The name ‘King Country’ embodies a relatively brief though crucial period in the region’s history. A name bestowed by Europeans, it recalls the period King Tāwhiao spent in Ngāti Maniapoto territory, exiled from his Waikato homeland in the 19th century. The name ‘Te Rohe Pōtae’, which loosely translates as ‘the area of the hat’ – supposedly referring to an incident in which King Tāwhiao defined the area's boundaries by throwing a hat down on a map – was coined by Māori and asserted Māori sovereignty over the region. Neither are official place names, but they are commonly used labels for the area.
The Tainui waka (canoe), which brought the ancestors of Māori to New Zealand from Polynesia, landed on the west coast at Kāwhia and Mōkau. Maniapoto, the founding ancestor of Ngāti Maniapoto (the main iwi of the King Country), was descended from the captain of Tainui. Kāinga (villages) and fortified pā were established on the west coast and along rivers.
European traders first visited the King Country around the late 1820s. They were followed by missionaries in the 1830s. The region was closed to Europeans for two decades after the Māori king, Tāwhiao, and his followers were exiled to Ngāti Maniapoto territory following the battle of Ōrākau in 1864. It was during this period that the region was first called Te Rohe Pōtae.

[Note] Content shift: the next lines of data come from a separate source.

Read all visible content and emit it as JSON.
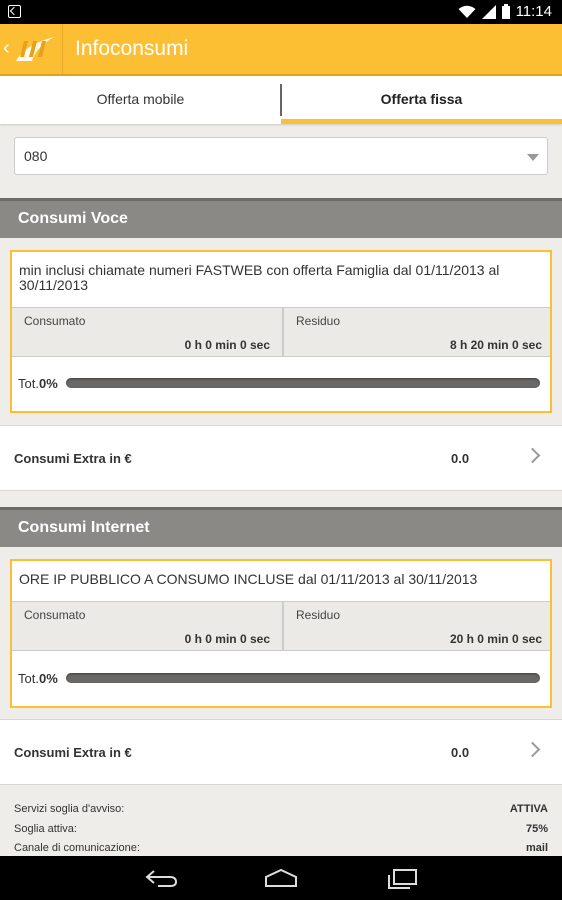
{
  "status_bar": {
    "time": "11:14"
  },
  "app_bar": {
    "title": "Infoconsumi",
    "back_icon": "back-chevron-icon",
    "logo_icon": "fastweb-logo-icon",
    "accent_color": "#fcbf33"
  },
  "tabs": [
    {
      "label": "Offerta mobile",
      "active": false
    },
    {
      "label": "Offerta fissa",
      "active": true
    }
  ],
  "selector": {
    "value": "080"
  },
  "sections": [
    {
      "title": "Consumi Voce",
      "description": "min inclusi chiamate numeri FASTWEB con offerta Famiglia dal 01/11/2013 al 30/11/2013",
      "consumed_label": "Consumato",
      "consumed_value": "0 h 0 min 0 sec",
      "remaining_label": "Residuo",
      "remaining_value": "8 h 20 min 0 sec",
      "total_label": "Tot.",
      "total_percent": "0%",
      "extra_label": "Consumi Extra in €",
      "extra_value": "0.0"
    },
    {
      "title": "Consumi Internet",
      "description": "ORE IP PUBBLICO A CONSUMO INCLUSE dal 01/11/2013 al 30/11/2013",
      "consumed_label": "Consumato",
      "consumed_value": "0 h 0 min 0 sec",
      "remaining_label": "Residuo",
      "remaining_value": "20 h 0 min 0 sec",
      "total_label": "Tot.",
      "total_percent": "0%",
      "extra_label": "Consumi Extra in €",
      "extra_value": "0.0"
    }
  ],
  "info": [
    {
      "label": "Servizi soglia d'avviso:",
      "value": "ATTIVA"
    },
    {
      "label": "Soglia attiva:",
      "value": "75%"
    },
    {
      "label": "Canale di comunicazione:",
      "value": "mail"
    }
  ],
  "nav_bar": {
    "icons": [
      "back-icon",
      "home-icon",
      "recent-apps-icon"
    ]
  }
}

Negotiations to open the region to European settlement began in the 1870s. Ngāti Maniapoto agreed to a survey through the Rohe Pōtae for the main trunk railway line in 1882. The railway line, which reached Ōtorohanga and Te Kūiti in 1887 and Taumarunui in 1903, facilitated the opening of the King Country to Pākehā.
The first European settlers took up farms in the early 1890s and settlement spread inland from the west coast. Growth in the European population did not take off until the early 20th century. Town growth was fostered by the railway line. Farming, sawmilling and coal mining were important sources of prosperity.
The King Country comprises the Ōtorohanga and Waitomo districts and the northern two-thirds of the Ruapehu district. It is not an official region, but a regional identity based within these approximate boundaries has developed.